Memory and Geometry increase: A big difference between Ray tracing and Raster is that you must keep much more of your world geometry in memory and active. Many of the performance gains in raster methods come from culling triangles that are not in view, obscured or off-camera. This improves performance, reduces pressure on the GPU and helps add more to the visible scene. Now this is no longer as simple, before a building just dropped out of the left of the camera would be culled. With RT we need to leave this in memory and sample it from the rays to draw the reflection of it in a nearby window. The same for alpha affects and character models as the rendering load increases the amount of time left to do other work is reduced and more memory & bandwidth is required to fulfil this.

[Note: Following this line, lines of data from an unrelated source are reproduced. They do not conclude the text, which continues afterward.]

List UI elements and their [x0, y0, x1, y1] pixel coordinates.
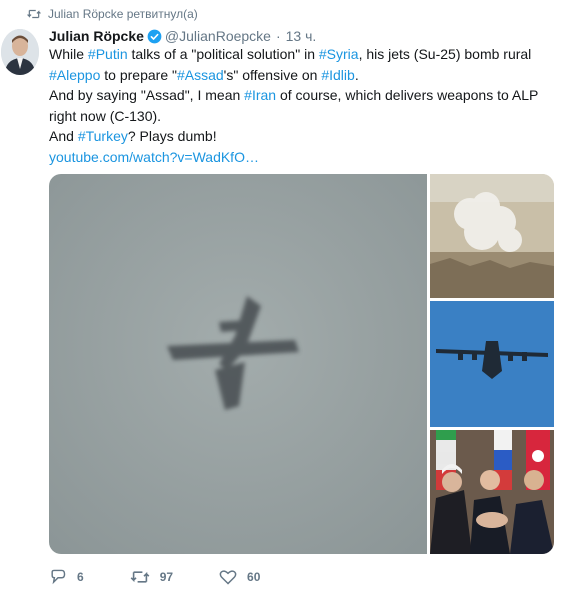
media-grid	[49, 174, 554, 554]
hashtag-syria[interactable]: #Syria	[319, 46, 359, 62]
hashtag-aleppo[interactable]: #Aleppo	[49, 67, 100, 83]
retweet-button[interactable]: 97	[130, 569, 173, 585]
retweet-icon	[130, 571, 150, 583]
text-segment: , his jets (Su-25) bomb rural	[358, 46, 532, 62]
text-segment: And	[49, 128, 78, 144]
tweet-line-1: While #Putin talks of a "political solut…	[49, 44, 554, 65]
heart-icon	[219, 570, 237, 585]
like-button[interactable]: 60	[219, 569, 260, 585]
avatar-image	[1, 29, 39, 75]
tweet-line-5: And #Turkey? Plays dumb!	[49, 126, 554, 147]
hashtag-putin[interactable]: #Putin	[88, 46, 128, 62]
avatar[interactable]	[1, 29, 39, 75]
text-segment: 's" offensive on	[223, 66, 322, 83]
hashtag-assad[interactable]: #Assad	[177, 67, 224, 83]
verified-badge-icon	[147, 29, 162, 43]
c130-transport-plane-photo[interactable]	[430, 301, 554, 427]
text-segment: While	[49, 46, 88, 62]
tweet-line-2: #Aleppo to prepare "#Assad's" offensive …	[49, 65, 554, 86]
tweet-line-3: And by saying "Assad", I mean #Iran of c…	[49, 85, 554, 106]
retweet-count: 97	[159, 570, 174, 584]
smoke-explosion-photo[interactable]	[430, 174, 554, 298]
tweet-actions: 6 97 60	[49, 566, 306, 588]
retweet-context-text[interactable]: Julian Röpcke ретвитнул(а)	[48, 7, 198, 21]
tweet-line-4: right now (C-130).	[49, 107, 162, 124]
leaders-handshake-photo[interactable]	[430, 430, 554, 554]
text-segment: And by saying "Assad", I mean	[49, 87, 245, 103]
youtube-link[interactable]: youtube.com/watch?v=WadKfO…	[49, 149, 259, 165]
text-segment: ? Plays dumb!	[127, 128, 217, 144]
author-name[interactable]: Julian Röpcke	[49, 28, 144, 44]
reply-count: 6	[77, 570, 84, 584]
text-segment: talks of a "political solution" in	[127, 46, 319, 62]
text-segment: of course, which delivers weapons to ALP	[276, 87, 539, 103]
text-segment: .	[354, 66, 359, 83]
reply-icon	[51, 569, 66, 585]
hashtag-idlib[interactable]: #Idlib	[321, 67, 354, 83]
jet-aircraft-in-sky-photo[interactable]	[49, 174, 427, 554]
tweet-line-6: youtube.com/watch?v=WadKfO…	[49, 147, 554, 168]
retweet-icon	[27, 9, 41, 19]
tweet-text: While #Putin talks of a "political solut…	[49, 44, 554, 167]
reply-button[interactable]: 6	[49, 569, 84, 585]
tweet-header: Julian Röpcke @JulianRoepcke · 13 ч.	[49, 26, 316, 46]
text-segment: to prepare "	[100, 66, 177, 83]
hashtag-iran[interactable]: #Iran	[244, 87, 276, 103]
tweet-timestamp[interactable]: 13 ч.	[286, 28, 317, 44]
hashtag-turkey[interactable]: #Turkey	[78, 128, 128, 144]
like-count: 60	[247, 570, 261, 584]
retweet-context: Julian Röpcke ретвитнул(а)	[27, 5, 198, 23]
author-handle[interactable]: @JulianRoepcke	[165, 28, 271, 44]
separator-dot: ·	[275, 28, 281, 44]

Recursive/Secondary rays: The single biggest benefit of this is the secondary, 3rd etc rays that are calculated into the scene and x amount per pixel. This is where the benefit comes from in terms of image accuracy and solution to other problems. The issue here is they are not coherent and as such you need to find a method to balance out the random nature and reduce your work load, bounding boxes etc and is pretty much what rasterization resolved with BSP (Binary Spaced Partitions) I covered this in my Wolfenstien and Doom videos.
Is this the future?
With all that said the question asked at the very start of this article is still to be answered and that answer is, it depends. In the medium term i.e. next 5-8 years or so I would say that no it is still not the most pragmatic and efficient method of rendering for real-time games. The basis of this is that even Off-line renders for films still use a hybrid of Ray, Path tracing and rasterization to maximise the cost vs quality balance and they have hours per frame to render these, not until Monsters University did we see all light sources being generated this way. I think we will see a small and slow adoption of engines incorporating Ray Traced functions within the engine but not replacing them as the large portion of hardware both on consoles and PC will not be able to support this which makes them by nature a limited solution for wider adoption. Just what next gen consoles from Sony, and AMD have planned is yet to be shown but at best a similar method of an intelligent algorithm, hardware based functions within a hybrid approach would be by best guess.
The day for a complete modern ray traced game in real-time is still some way off from reality, but the latest step forward is the closet we have come to a solution that may just work in various causes to achieve something remarkable. That date may not be visible just yet, but the future is bright enough that it could slip into view very soon.